Sempre feliz e contente. Não pergunta pelo pai como a Lua, não se zanga com
injustiças como a irmã que adora. Anda sempre atrás dela. Parece a sua sombra.
O Ramiro continua a ser o “homem” cá de casa, mas
anda adoentado. Acho que ele devia de parar com as viagens. Especialmente no
inverno. Não gosto do som daquela tosse.
Tenho de lho dizer.
18 de Maio
Nem sabes o que me aconteceu. Ele apareceu. Assim.
Vindo do nada. Eu estava a lavar umas peças de roupa e oiço a voz dele:
- Lália…
O meu coração parou. Juro que parou. Por uns
momentos pensei que era desta que ia.
Já sei o que vais dizer. É o que todos dizem. Que
sou uma parva. Que não o devia ter recebido. A minha mãe diz que é a inveja a
falar. Talvez seja. Não sei, só sei que quando ele me olha daquela maneira,
quando ele me toca, quando ele me beija… Toda eu estremeço, toda eu grito. Há
tanto tempo que não sentia isto.
Sabes quando estamos juntos somos um só. A pele
dele e a minha fundem-se, os nossos cheiros formam um novo perfume, os nossos
corpos conhecem-se tão bem…
Aqui Lua parou de ler e fechou o livro com força. Não foi capaz de
continuar. Agora percebia o que a irmã dizia quando se referia à privacidade. Não
tinha o direito de a invadir.
Decidiu arrumar o diário num canto da mala e ajudada pela chegada
ao destino depressa o esqueceu.
- Como será que eles são? – Pensava enquanto carregava a mala de
porão pelos corredores fora. – Será que são boas pessoas ? O dr. diz que sim,
mas para ele são todos bons. Espero que sejam simpáticos pelo menos.

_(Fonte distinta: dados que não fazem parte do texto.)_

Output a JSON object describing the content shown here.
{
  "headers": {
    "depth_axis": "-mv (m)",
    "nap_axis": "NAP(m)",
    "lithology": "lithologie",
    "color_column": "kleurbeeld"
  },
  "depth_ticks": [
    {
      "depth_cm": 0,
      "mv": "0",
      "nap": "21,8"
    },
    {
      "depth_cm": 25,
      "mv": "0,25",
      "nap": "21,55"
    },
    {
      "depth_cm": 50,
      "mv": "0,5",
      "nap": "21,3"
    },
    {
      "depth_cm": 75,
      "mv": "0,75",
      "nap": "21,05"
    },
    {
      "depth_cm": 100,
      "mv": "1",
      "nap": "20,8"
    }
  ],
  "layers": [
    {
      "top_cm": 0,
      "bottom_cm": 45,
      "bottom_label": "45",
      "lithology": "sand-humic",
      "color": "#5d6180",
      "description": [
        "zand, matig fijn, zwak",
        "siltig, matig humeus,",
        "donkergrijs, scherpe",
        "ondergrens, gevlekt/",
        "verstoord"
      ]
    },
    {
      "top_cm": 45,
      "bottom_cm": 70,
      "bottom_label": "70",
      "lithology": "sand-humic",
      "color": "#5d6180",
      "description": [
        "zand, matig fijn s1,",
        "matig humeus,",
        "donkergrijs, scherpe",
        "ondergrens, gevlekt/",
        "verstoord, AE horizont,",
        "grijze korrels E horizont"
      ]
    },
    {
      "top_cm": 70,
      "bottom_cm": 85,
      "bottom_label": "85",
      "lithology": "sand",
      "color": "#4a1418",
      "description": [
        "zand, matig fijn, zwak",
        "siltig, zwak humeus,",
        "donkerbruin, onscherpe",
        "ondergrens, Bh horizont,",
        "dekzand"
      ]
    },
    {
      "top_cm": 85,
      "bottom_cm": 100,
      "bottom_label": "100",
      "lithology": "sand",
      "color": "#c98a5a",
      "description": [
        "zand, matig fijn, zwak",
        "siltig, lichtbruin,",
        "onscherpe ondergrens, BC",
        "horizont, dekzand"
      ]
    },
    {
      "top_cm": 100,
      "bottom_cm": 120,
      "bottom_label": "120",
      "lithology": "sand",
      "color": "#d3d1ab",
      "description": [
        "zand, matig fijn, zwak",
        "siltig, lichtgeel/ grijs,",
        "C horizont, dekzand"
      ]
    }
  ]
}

- Bem, boas pessoas têm de ser
se não, não me acolhiam – Continuava a dialogar consigo
própria. – E, a avaliar pela foto, a Sra. Tem um ar bem divertido.
Trim trim- Toca o telefone
- Bolas! Esqueci me de ligar. – Resmungou para o ar. – Agora também
não posso falar. – Continuou a falar em voz alta para o aparelho que teimava em
tocar.
- Mamã! , Mamã! – ouviu uma voz pequenita ao seu lado. – Esta
senhora está a falar para o telefone, e tem uma voz estranha!!!- o pequenito ria-se
divertido.
- Filipe!- ralhou-lhe a mãe.
- Oh! Deixe estar!- Lua comentou divertida. – É verdade que nós temos
um sotaque diferente, e na verdade eu estava a falar com um aparelho. – fez uma
cara cómica e o riso de todos serviu-lhe para diminuir um pouco a ansiedade.
Foram a tagarelar o resto do caminho, e quando se despediram, Lua
sentiu-se apreensiva.
- Tanta gente! – Pensou ao olhar para o mar de rostos uns alegres,
outros tristes que se abraçavam entre si.
Parou, sentindo-se um perdida olhou em volta à procura dos rostos
que a memória lhe trazia. Não via nenhum deles. Ninguém procurava por ela e ela
não se dirigia a ninguém.
Um frio na boca do estômago começou a arrefecer-lhe os ânimos. Seria que se tinham esquecido dela?